Although Ben Haas wrote a lot of books under a lot of
different names (including some well-regarded mainstream novels under his real
name), he’s probably best remembered these days as the author of two Western
series from the Seventies, Fargo and Sundance, both of which he wrote under the
pseudonym John Benteen. I’ve been a fan of his work for many years and have
read most of the Fargo novels, but for some reason I read only a few books in
the Sundance series. I intend to remedy that, starting with the fifth entry,
TAPS AT LITTLE BIG HORN. (I read the first four years ago, plus another book or
two from later in the series.)
Jim Sundance is the son of a Cheyenne mother and a British remittance man
father. He’s a professional fighting man and is equally at home in either
world, Indian or white . . . although if he had to choose, he’d probably stick
with the Cheyenne. He’s a staunch defender of the Indians and uses the money he
makes as a mercenary to fund efforts to combat the schemes of the Indian Ring,
a notorious cartel of ruthless businessmen and corrupt politicians. This much
is based on history, and actual events crop up in the novels from time to time.

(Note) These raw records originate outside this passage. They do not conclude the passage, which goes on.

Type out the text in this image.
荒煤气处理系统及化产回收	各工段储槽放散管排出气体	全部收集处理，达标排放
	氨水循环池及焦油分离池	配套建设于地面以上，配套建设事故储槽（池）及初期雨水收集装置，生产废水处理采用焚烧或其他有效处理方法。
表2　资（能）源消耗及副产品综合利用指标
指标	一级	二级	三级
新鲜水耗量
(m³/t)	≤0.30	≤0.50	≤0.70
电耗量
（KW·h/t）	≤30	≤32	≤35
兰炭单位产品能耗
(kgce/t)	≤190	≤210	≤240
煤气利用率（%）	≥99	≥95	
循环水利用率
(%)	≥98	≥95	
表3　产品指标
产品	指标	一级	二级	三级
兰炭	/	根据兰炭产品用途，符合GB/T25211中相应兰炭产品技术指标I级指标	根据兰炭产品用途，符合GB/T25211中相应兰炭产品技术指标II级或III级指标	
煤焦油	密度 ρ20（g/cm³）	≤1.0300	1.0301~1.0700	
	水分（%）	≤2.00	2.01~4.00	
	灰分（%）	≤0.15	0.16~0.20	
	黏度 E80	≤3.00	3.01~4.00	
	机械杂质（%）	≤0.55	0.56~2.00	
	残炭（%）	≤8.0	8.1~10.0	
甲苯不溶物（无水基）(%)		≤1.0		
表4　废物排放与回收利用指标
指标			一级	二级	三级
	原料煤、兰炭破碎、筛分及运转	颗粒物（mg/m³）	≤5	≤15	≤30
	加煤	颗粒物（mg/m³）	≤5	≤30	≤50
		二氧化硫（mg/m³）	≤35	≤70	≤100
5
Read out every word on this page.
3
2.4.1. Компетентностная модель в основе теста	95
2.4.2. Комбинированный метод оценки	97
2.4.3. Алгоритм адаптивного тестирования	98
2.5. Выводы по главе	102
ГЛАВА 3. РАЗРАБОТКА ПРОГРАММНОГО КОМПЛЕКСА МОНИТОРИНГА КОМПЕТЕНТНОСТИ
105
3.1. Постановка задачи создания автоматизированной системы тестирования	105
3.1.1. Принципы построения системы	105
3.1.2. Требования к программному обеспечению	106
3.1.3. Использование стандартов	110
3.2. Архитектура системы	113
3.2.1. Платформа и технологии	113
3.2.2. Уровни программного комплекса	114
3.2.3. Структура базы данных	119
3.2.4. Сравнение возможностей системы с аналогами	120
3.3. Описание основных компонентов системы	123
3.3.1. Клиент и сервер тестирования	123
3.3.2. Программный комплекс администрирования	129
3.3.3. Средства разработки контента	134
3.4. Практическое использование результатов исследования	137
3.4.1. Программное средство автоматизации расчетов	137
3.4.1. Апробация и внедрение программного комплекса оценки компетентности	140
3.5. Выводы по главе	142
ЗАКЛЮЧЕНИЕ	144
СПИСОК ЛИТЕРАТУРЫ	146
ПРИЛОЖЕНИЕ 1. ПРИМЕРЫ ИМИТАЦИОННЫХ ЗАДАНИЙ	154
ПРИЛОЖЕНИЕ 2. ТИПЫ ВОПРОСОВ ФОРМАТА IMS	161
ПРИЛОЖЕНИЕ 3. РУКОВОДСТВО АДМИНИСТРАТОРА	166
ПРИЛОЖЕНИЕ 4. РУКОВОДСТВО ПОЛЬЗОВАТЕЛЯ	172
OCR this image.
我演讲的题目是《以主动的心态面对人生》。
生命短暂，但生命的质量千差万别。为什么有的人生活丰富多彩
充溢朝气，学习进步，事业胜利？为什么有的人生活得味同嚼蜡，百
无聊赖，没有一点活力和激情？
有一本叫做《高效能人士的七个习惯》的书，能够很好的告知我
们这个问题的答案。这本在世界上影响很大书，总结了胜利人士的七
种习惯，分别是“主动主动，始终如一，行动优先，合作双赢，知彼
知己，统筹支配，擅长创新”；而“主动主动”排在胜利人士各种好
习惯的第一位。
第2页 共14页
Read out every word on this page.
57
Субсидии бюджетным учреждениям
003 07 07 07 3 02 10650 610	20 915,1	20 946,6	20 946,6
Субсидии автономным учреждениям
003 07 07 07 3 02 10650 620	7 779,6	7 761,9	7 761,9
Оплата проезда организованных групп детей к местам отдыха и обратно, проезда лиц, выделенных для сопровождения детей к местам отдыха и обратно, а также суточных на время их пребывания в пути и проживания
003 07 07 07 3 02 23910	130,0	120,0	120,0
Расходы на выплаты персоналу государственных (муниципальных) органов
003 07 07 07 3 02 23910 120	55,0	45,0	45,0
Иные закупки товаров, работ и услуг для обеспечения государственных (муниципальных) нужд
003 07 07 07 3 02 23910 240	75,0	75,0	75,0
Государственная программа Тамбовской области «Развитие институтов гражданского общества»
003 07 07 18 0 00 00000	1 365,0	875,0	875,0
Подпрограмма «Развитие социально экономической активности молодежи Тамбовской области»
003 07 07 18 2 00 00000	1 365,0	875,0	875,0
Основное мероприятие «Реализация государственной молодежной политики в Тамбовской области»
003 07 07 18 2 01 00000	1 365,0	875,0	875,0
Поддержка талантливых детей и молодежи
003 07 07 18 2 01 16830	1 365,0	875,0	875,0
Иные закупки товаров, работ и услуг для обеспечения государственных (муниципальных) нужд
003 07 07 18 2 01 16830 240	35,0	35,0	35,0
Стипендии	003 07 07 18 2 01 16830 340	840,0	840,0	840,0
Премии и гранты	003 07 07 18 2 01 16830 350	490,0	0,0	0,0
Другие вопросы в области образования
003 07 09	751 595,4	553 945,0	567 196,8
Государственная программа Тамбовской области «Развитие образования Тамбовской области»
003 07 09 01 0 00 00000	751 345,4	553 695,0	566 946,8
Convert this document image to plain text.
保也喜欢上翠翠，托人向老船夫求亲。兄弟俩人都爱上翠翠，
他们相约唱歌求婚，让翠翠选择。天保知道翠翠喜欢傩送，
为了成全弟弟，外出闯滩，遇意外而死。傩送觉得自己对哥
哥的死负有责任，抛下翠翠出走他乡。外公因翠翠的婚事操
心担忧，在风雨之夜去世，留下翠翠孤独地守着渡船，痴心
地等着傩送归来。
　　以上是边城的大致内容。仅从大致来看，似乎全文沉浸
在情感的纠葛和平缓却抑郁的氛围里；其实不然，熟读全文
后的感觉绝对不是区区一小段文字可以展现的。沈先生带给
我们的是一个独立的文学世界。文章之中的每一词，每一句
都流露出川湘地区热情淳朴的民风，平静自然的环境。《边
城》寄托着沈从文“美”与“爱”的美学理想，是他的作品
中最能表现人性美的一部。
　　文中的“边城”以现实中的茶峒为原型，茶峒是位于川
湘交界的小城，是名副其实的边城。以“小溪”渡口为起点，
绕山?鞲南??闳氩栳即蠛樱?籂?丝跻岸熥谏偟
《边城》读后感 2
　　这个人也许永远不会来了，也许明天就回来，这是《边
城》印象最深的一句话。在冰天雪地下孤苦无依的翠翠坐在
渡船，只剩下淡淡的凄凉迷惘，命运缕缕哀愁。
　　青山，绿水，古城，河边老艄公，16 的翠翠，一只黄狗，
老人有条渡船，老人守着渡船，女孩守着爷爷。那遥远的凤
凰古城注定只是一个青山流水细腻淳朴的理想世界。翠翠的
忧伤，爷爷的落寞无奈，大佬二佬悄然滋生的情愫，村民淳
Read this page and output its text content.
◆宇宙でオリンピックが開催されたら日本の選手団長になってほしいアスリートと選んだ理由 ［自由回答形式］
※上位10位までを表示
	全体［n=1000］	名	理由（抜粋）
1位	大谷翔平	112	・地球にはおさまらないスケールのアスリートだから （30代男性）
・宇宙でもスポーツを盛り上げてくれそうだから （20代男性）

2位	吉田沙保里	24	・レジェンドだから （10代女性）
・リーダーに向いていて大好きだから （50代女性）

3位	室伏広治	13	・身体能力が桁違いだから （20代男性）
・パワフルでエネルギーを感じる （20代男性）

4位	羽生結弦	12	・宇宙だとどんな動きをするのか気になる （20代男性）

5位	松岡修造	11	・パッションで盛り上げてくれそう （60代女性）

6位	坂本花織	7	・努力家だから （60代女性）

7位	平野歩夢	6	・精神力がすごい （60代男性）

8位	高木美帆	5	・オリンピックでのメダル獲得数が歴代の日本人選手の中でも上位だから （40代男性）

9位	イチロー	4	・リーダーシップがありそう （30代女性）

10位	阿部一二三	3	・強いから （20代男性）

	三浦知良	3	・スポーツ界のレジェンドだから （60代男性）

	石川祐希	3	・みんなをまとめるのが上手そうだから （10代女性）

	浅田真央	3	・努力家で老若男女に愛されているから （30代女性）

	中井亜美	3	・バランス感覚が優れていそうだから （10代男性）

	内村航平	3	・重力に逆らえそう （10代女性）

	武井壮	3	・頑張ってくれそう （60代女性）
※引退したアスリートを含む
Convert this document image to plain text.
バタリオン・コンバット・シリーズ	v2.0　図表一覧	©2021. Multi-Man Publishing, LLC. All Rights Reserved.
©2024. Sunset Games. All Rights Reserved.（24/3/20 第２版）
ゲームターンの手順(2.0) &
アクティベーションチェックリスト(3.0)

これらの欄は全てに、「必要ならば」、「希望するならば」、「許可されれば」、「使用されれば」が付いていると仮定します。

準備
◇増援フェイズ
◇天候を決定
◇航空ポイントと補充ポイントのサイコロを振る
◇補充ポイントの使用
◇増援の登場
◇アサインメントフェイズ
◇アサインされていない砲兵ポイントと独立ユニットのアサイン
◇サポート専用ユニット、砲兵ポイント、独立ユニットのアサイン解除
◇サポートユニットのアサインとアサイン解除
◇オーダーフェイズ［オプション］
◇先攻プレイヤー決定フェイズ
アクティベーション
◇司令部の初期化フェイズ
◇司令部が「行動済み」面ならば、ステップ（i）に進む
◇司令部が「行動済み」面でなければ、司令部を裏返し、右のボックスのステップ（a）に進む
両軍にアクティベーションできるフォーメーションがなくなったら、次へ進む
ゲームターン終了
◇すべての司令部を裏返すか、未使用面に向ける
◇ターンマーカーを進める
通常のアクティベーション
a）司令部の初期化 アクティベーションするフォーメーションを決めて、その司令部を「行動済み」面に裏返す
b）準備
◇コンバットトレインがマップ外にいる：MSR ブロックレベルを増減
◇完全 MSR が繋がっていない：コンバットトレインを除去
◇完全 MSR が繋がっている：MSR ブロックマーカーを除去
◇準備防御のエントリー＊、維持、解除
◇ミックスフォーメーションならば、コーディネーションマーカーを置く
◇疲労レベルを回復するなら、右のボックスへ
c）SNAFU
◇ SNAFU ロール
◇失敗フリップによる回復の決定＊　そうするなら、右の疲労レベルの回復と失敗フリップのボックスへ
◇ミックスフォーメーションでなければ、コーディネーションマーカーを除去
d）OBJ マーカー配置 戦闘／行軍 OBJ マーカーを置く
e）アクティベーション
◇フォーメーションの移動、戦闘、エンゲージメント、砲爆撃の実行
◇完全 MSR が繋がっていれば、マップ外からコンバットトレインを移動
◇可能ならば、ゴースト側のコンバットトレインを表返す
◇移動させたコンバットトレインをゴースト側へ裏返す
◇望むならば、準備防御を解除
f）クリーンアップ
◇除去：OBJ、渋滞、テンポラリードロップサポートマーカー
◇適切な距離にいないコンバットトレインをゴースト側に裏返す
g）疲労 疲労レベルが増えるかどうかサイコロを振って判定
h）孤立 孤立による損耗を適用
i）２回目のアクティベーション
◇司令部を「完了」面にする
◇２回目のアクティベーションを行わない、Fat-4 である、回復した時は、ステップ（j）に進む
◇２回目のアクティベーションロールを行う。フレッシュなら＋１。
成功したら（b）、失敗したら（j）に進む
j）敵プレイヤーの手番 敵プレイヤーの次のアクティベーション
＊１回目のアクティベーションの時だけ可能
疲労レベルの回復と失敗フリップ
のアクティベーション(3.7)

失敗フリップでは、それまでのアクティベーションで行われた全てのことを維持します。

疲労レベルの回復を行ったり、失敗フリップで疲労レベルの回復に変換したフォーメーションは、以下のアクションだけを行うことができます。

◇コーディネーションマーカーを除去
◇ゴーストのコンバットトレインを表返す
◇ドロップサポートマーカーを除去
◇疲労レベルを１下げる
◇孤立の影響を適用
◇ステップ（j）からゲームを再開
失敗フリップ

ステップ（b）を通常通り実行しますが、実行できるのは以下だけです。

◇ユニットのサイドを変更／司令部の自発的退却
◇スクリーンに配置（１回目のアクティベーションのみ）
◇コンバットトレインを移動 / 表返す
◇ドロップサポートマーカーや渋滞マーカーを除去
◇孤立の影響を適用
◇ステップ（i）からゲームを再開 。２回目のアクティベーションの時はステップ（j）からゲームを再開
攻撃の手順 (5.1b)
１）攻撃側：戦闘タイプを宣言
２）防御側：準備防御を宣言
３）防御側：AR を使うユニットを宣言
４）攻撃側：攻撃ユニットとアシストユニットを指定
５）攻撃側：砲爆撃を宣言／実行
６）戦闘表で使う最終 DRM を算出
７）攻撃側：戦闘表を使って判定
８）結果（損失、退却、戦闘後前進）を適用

TAPS AT LITTLE BIG HORN, as you’d expect, is a prime example of that. In an
earlier book, Sundance met and fell in love with Barbara Colfax, the beautiful
daughter of the president of the Northern Pacific Railroad. Barbara now lives
with the Cheyenne and has adopted the name Two Roads Woman. But her father
still wants her to come home, and he persuades Sundance to bring her to a
meeting with him. The bait he dangles is a promise to use his influence to keep
the army from trying to move the Cheyenne and the Sioux out of their hunting
grounds in Montana.
Well, I think any reader of Westerns and men’s adventure fiction will know that
things don’t work out as Sundance hoped. He winds up putting the white part of
his heritage aside and throwing in with the Cheyenne as Colonel George
Armstrong Custer leads the Seventh Cavalry on its fateful mission to force them
out of their hunting grounds.
One of the problems with a book like this that’s so tied in with actual history
is that the reader already knows a lot of what’s going to happen. The challenge
to the novelist is to blend the fictional characters and events in with the
real ones skillfully enough to create an interesting story that holds the
attention. Ben Haas is more than up to this challenge. Sundance is a strong,
likable protagonist, and even though we know things aren’t really going to work
out for him in this book, we root for him anyway. And as always, Haas provides
plenty of great, gritty action scenes.
Personally, I wouldn’t put TAPS AT LITTLE BIG HORN in the top rank of Ben
Haas’s books, because while it’s as well-written as always and compelling
enough that it kept me up later than usual reading, I’m just not as fond of
books set during the Indian Wars, especially ones that focus on actual battles.
It’s a good solid novel and I’m glad I read it, but I’m looking forward to some
of Sundance’s more fictional adventures. Which I plan to be reading soon.
That's my copy in the scan above, by the way, complete with tape on the cover and price sticker from the Used Book Warehouse in Rockport, Texas.